SNP-Associations and Phenotype Predictions from Hundreds of Microbial Genomes without Genome Alignments

SNP-association studies are a starting point for identifying genes that may be responsible for specific phenotypes, such as disease traits. The vast bulk of tools for SNP-association studies are directed toward SNPs in the human genome, and I am unaware of any tools designed specifically for such studies in bacterial or viral genomes. The PPFS (Predict Phenotypes From SNPs) package described here is an add-on to kSNP, a program that can identify SNPs in a data set of hundreds of microbial genomes. PPFS identifies those SNPs that are non-randomly associated with a phenotype based on the χ2 probability, then uses those diagnostic SNPs for two distinct, but related, purposes: (1) to predict the phenotypes of strains whose phenotypes are unknown, and (2) to identify those diagnostic SNPs that are most likely to be causally related to the phenotype. In the example illustrated here, from a set of 68 E. coli genomes, for 67 of which the pathogenicity phenotype was known, there were 418,500 SNPs. Using the phenotypes of 36 of those strains, PPFS identified 207 diagnostic SNPs. The diagnostic SNPs predicted the phenotypes of all of the genomes with 97% accuracy. It then identified 97 SNPs whose probability of being causally related to the pathogenic phenotype was >0.999. In a second example, from a set of 116 E. coli genome sequences, using the phenotypes of 65 strains PPFS identified 101 SNPs that predicted the source host (human or non-human) with 90% accuracy.

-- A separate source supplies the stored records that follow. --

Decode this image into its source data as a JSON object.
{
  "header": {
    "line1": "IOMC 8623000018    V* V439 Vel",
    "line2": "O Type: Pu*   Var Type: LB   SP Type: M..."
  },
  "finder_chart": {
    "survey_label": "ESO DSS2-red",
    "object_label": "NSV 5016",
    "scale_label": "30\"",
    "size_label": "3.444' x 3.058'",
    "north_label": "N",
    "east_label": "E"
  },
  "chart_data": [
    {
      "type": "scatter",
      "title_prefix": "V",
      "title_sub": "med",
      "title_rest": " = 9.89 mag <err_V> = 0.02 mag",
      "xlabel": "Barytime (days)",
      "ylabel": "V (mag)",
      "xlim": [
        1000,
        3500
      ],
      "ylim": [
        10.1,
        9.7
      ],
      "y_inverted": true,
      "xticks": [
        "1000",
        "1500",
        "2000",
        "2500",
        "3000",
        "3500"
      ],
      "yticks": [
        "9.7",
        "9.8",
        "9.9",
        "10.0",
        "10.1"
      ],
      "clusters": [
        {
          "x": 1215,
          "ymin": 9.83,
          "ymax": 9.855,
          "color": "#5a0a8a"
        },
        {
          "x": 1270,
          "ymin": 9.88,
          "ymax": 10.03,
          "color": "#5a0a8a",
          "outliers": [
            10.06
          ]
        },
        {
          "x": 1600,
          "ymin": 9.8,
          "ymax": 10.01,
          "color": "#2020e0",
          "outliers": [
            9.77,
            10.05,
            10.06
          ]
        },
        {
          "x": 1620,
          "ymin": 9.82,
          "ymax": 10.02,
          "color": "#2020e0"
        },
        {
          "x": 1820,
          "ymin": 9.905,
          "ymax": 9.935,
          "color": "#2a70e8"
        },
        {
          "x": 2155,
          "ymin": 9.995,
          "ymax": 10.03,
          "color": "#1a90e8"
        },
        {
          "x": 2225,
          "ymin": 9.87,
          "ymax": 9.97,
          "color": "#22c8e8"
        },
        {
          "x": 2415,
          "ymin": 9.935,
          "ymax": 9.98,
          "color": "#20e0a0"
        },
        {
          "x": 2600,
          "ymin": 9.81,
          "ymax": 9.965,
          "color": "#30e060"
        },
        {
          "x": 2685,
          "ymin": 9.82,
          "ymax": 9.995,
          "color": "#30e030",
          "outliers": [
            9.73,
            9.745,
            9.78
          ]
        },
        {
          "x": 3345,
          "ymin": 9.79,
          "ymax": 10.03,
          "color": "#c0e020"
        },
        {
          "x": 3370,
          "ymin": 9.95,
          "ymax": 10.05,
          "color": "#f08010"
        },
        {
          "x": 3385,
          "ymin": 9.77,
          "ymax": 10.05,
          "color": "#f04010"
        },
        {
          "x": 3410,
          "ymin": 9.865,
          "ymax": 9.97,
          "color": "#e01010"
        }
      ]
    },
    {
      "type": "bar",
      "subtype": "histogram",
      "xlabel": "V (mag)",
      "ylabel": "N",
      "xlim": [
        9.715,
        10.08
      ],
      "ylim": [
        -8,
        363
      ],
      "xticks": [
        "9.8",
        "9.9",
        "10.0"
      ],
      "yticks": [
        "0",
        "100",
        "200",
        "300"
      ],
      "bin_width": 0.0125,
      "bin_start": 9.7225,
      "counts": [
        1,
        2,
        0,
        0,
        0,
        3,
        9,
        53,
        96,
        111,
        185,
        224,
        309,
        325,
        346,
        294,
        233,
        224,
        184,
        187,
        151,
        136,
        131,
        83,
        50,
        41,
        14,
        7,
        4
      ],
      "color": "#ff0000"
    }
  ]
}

单核苷酸多态性（Single Nucleotide Polymorphism，SNP）关联研究是鉴定可能与特定表型（如疾病性状）相关基因的研究起点。目前绝大多数SNP关联研究工具均针对人类基因组中的SNP开发，目前尚无专门针对细菌或病毒基因组的此类研究工具的相关报道。本文所介绍的PPFS（Predict Phenotypes From SNPs）软件包是kSNP的扩展插件，kSNP是一款可在数百个微生物基因组数据集内鉴定SNP的程序。PPFS基于卡方（χ²）概率筛选出与表型非随机关联的SNP，随后将这些诊断性SNP用于两个截然不同却又紧密相关的用途：其一，预测表型未知菌株的表型；其二，鉴定出最有可能与该表型存在因果关联的诊断性SNP。在本文展示的首个案例中，研究对象为68个大肠杆菌（Escherichia coli，E. coli）基因组，其中67个的致病性表型已知，共检测到418500个SNP。利用其中36株菌株的表型数据，PPFS筛选出207个诊断性SNP，该组诊断性SNP对所有基因组表型的预测准确率达97%。随后，PPFS进一步鉴定出97个与致病性表型存在因果关联的概率大于0.999的SNP。在第二个案例中，研究对象为116个大肠杆菌（E. coli）基因组序列，利用其中65株菌株的表型数据，PPFS筛选出101个SNP，该组SNP对菌株宿主来源（人类或非人类）的预测准确率达90%。